Rural BeneficiariesPM-JAY encompassed all such families that met at least one of the following six deprivation criteria (D1 through D5 and D7) and were automatically included (destitute/living on alms, manual scavenger households, primitive tribal group, legally released bonded labor):
- D1- Only one room with kucha walls and kucha roof
- D2- No adult member between ages 16 to 59
- D3- Households with no adult male member between ages 16 to 59
- D4- Disabled member and no able-bodied adult member
- D5- SC/ST households
- D7- Landless households deriving a major part of their income from manual casual labor
Urban BeneficiariesFor urban areas, the following 11 occupational categories of workers are eligible for the scheme:
- Domestic worker
- Street vendor/ Cobbler/hawker / other service provider working on streets
- Construction worker/ Plumber/ Mason/ Labour/ Painter/ Welder/ Security guard/ Coolie and other head-load worker
- Sweeper/ Sanitation worker/ Mali
- Home-based worker/ Artisan/ Handicrafts worker/ Tailor
- Transport worker/ Driver/ Conductor/ Helper to drivers and conductors/ Cart puller/ Rickshaw puller
- Shop worker/ Assistant/ Peon in small establishment/ Helper/Delivery assistant / Attendant/ Waiter
- Electrician/ Mechanic/ Assembler/ Repair worker
- Washer-man/ Chowkidar
While PM-JAY employs the SECC to determine household eligibility, many States have previously implemented their own health insurance programs with pre-identified beneficiaries. Thus, states have the option of using their own PM-JAY database. They will, however, need to ensure that all eligible families as identified in the SECC database are likewise covered.
Expansion of coverage by States under PM-JAY and convergence
Over the last couple of decades, different states have implemented their own health insurance/assurance programs. The majority of these plans cover only tertiary care issues. The benefits provided by these programs are primarily available inside the limits of the states, with the exception of a few smaller states that have impaneled a few hospitals outside their borders. Only a few States had merged their schemes with the defunct RSBY program, and the majority of them continued to operate separately. This was owing to the RSBY’s lack of flexibility in design, which originally aided in rapid scale-up but became a challenge over time and provided the States with limited flexibility.

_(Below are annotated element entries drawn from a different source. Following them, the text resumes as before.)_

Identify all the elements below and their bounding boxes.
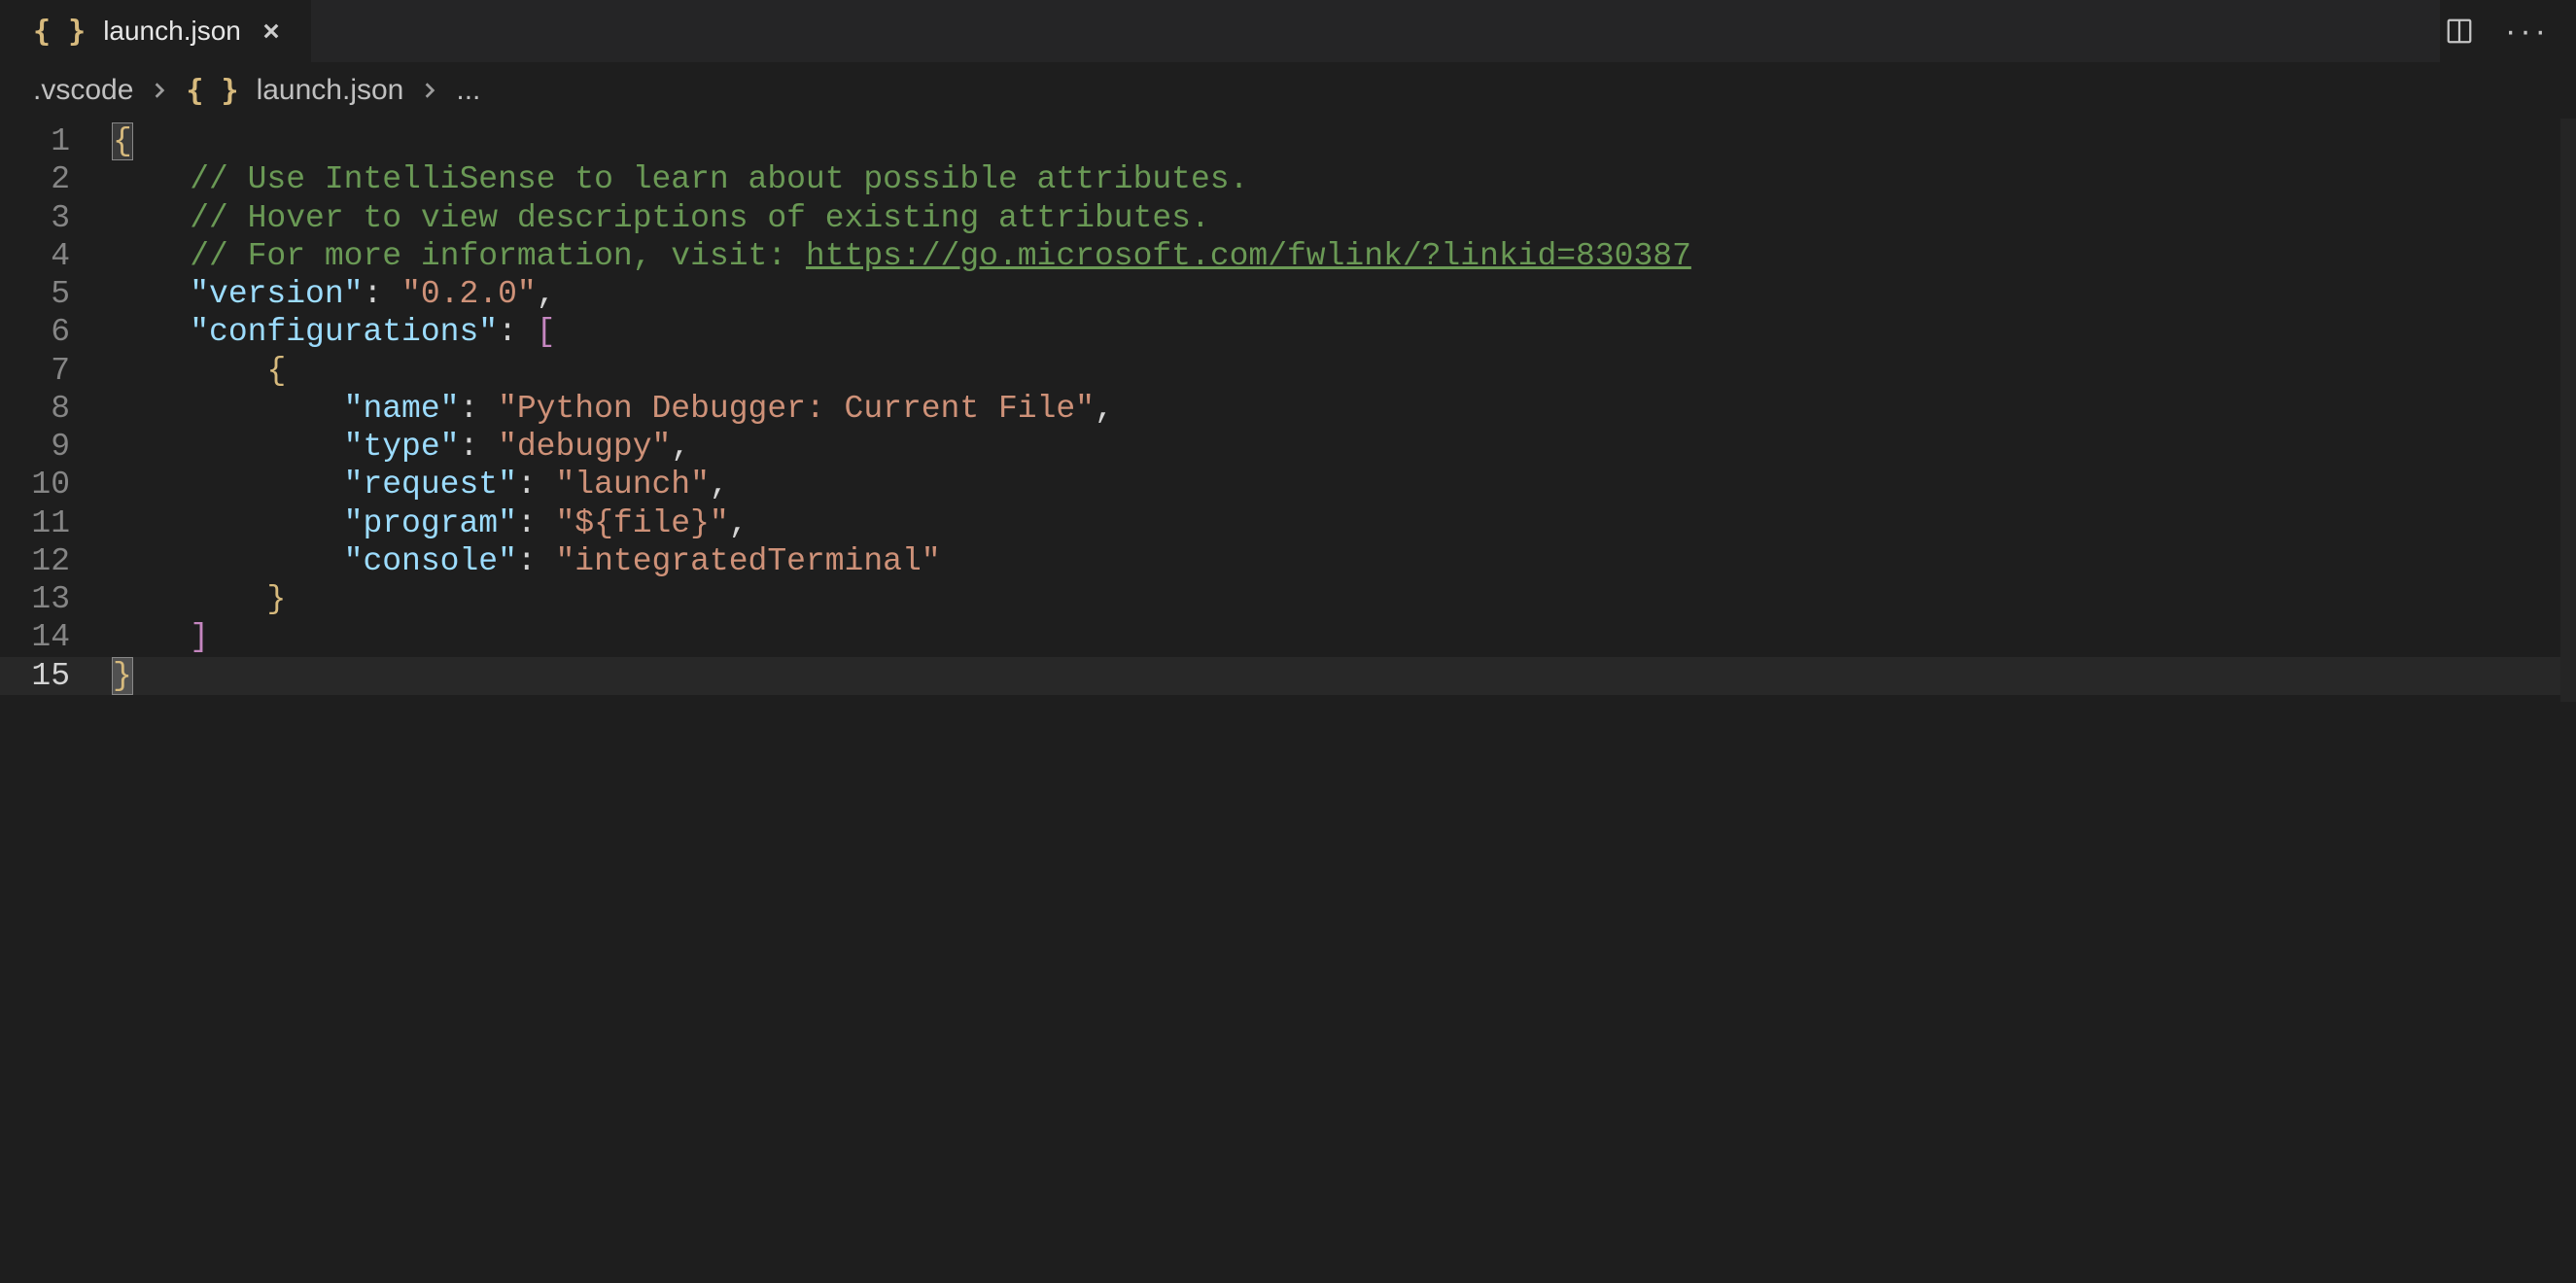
split-editor-icon	[2445, 17, 2474, 46]
overview-ruler[interactable]	[2560, 119, 2576, 702]
tab-bar-spacer	[312, 0, 2440, 62]
code-editor[interactable]: 1 { 2 // Use IntelliSense to learn about…	[0, 119, 2576, 695]
json-file-icon: { }	[33, 15, 86, 49]
code-line[interactable]: 6 "configurations": [	[0, 313, 2576, 351]
ellipsis-icon: ···	[2505, 15, 2550, 48]
code-line[interactable]: 5 "version": "0.2.0",	[0, 275, 2576, 313]
split-editor-button[interactable]	[2440, 12, 2479, 51]
code-line[interactable]: 15 }	[0, 657, 2576, 695]
close-icon	[261, 21, 281, 41]
line-number: 13	[0, 580, 113, 618]
line-number: 2	[0, 160, 113, 198]
line-number: 11	[0, 504, 113, 542]
tab-bar: { } launch.json ···	[0, 0, 2576, 62]
line-number: 3	[0, 199, 113, 237]
line-number: 9	[0, 428, 113, 466]
chevron-right-icon	[421, 74, 438, 107]
code-line[interactable]: 12 "console": "integratedTerminal"	[0, 542, 2576, 580]
code-line[interactable]: 13 }	[0, 580, 2576, 618]
breadcrumb-folder[interactable]: .vscode	[33, 74, 133, 107]
chevron-right-icon	[151, 74, 168, 107]
code-line[interactable]: 7 {	[0, 352, 2576, 390]
editor-title-actions: ···	[2440, 0, 2576, 62]
line-number: 14	[0, 618, 113, 656]
tab-launch-json[interactable]: { } launch.json	[0, 0, 312, 62]
more-actions-button[interactable]: ···	[2508, 12, 2547, 51]
code-line[interactable]: 8 "name": "Python Debugger: Current File…	[0, 390, 2576, 428]
breadcrumb[interactable]: .vscode { } launch.json ...	[0, 62, 2576, 119]
line-number: 4	[0, 237, 113, 275]
line-number: 7	[0, 352, 113, 390]
code-line[interactable]: 3 // Hover to view descriptions of exist…	[0, 199, 2576, 237]
close-tab-button[interactable]	[259, 18, 284, 44]
doc-link[interactable]: https://go.microsoft.com/fwlink/?linkid=…	[806, 238, 1691, 274]
line-number: 12	[0, 542, 113, 580]
code-line[interactable]: 14 ]	[0, 618, 2576, 656]
breadcrumb-tail[interactable]: ...	[456, 74, 480, 107]
line-number: 5	[0, 275, 113, 313]
tab-label: launch.json	[103, 16, 241, 47]
line-number: 8	[0, 390, 113, 428]
code-line[interactable]: 1 {	[0, 122, 2576, 160]
code-line[interactable]: 2 // Use IntelliSense to learn about pos…	[0, 160, 2576, 198]
json-file-icon: { }	[186, 74, 238, 108]
line-number: 1	[0, 122, 113, 160]
code-line[interactable]: 4 // For more information, visit: https:…	[0, 237, 2576, 275]
code-line[interactable]: 9 "type": "debugpy",	[0, 428, 2576, 466]
line-number: 15	[0, 657, 113, 695]
code-line[interactable]: 11 "program": "${file}",	[0, 504, 2576, 542]
breadcrumb-file[interactable]: launch.json	[257, 74, 404, 107]
code-line[interactable]: 10 "request": "launch",	[0, 466, 2576, 503]
line-number: 6	[0, 313, 113, 351]
line-number: 10	[0, 466, 113, 503]
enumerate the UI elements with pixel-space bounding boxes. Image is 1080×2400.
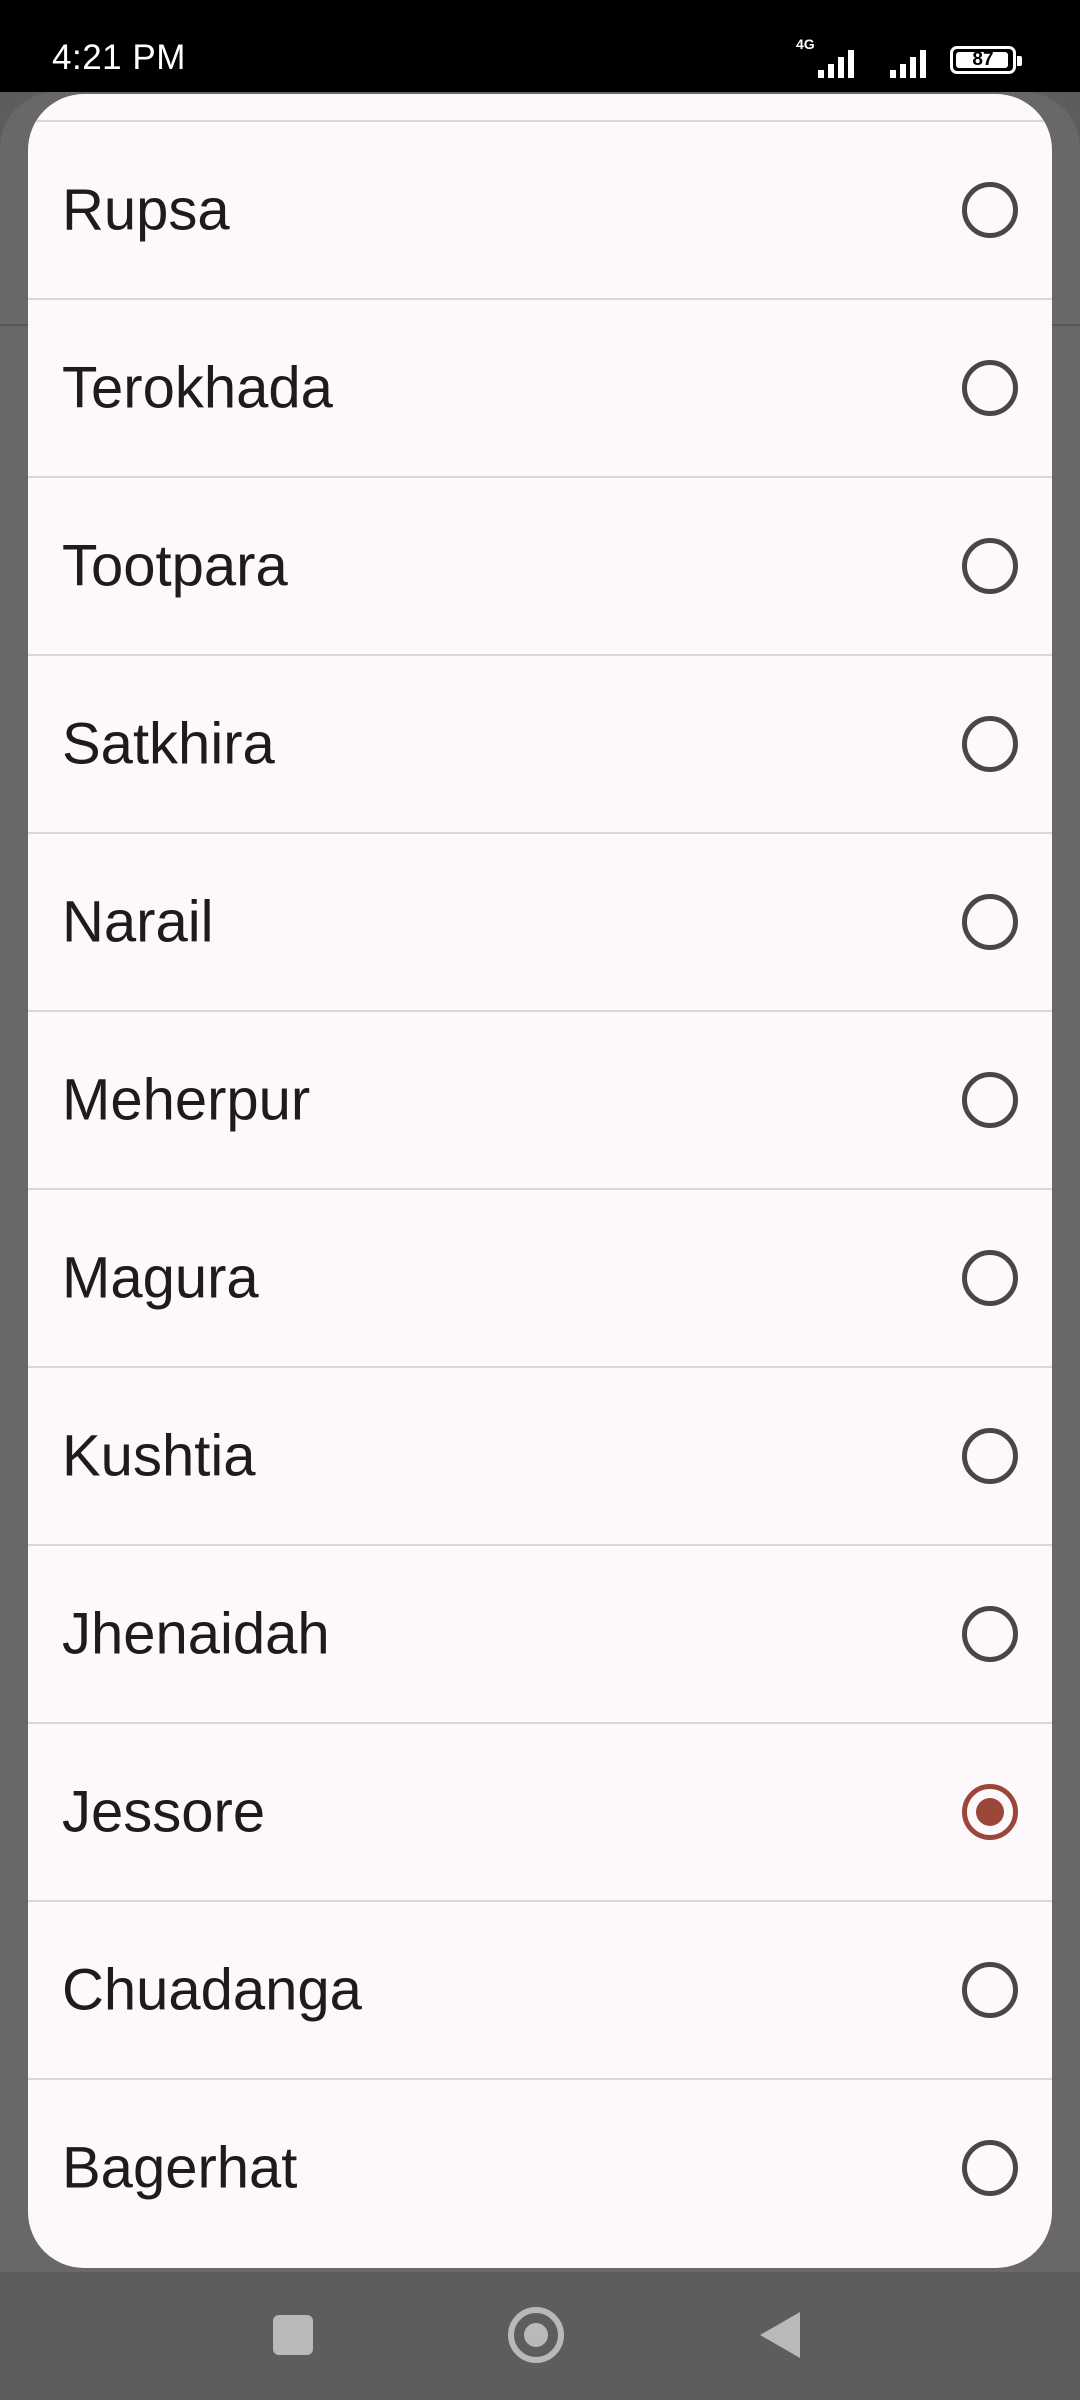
back-icon[interactable] [760,2312,800,2358]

Even though these programs targeted the poor and disadvantaged, eligibility requirements and databases varied significantly between states. Few states made use of the food subsidy database, while others established their own for their welfare programs.
PM-JAY’s objectives were to assure comprehensive coverage for catastrophic illnesses, reduce catastrophic out-of-pocket expenses, increase access to inpatient treatment, reduce unmet needs, and consolidate diverse health insurance systems across the States. Additionally, PM-JAY would set national standards for a health assurance system and will facilitate care portability across borders.
At the implementation level, states have the option of using their own database if they are currently operating a health insurance/assurance program and we are covering more families than those eligible under the SECC 2011 database. The such States, however, shall guarantee that all families eligible for benefits under the SECC are covered and not denied benefits.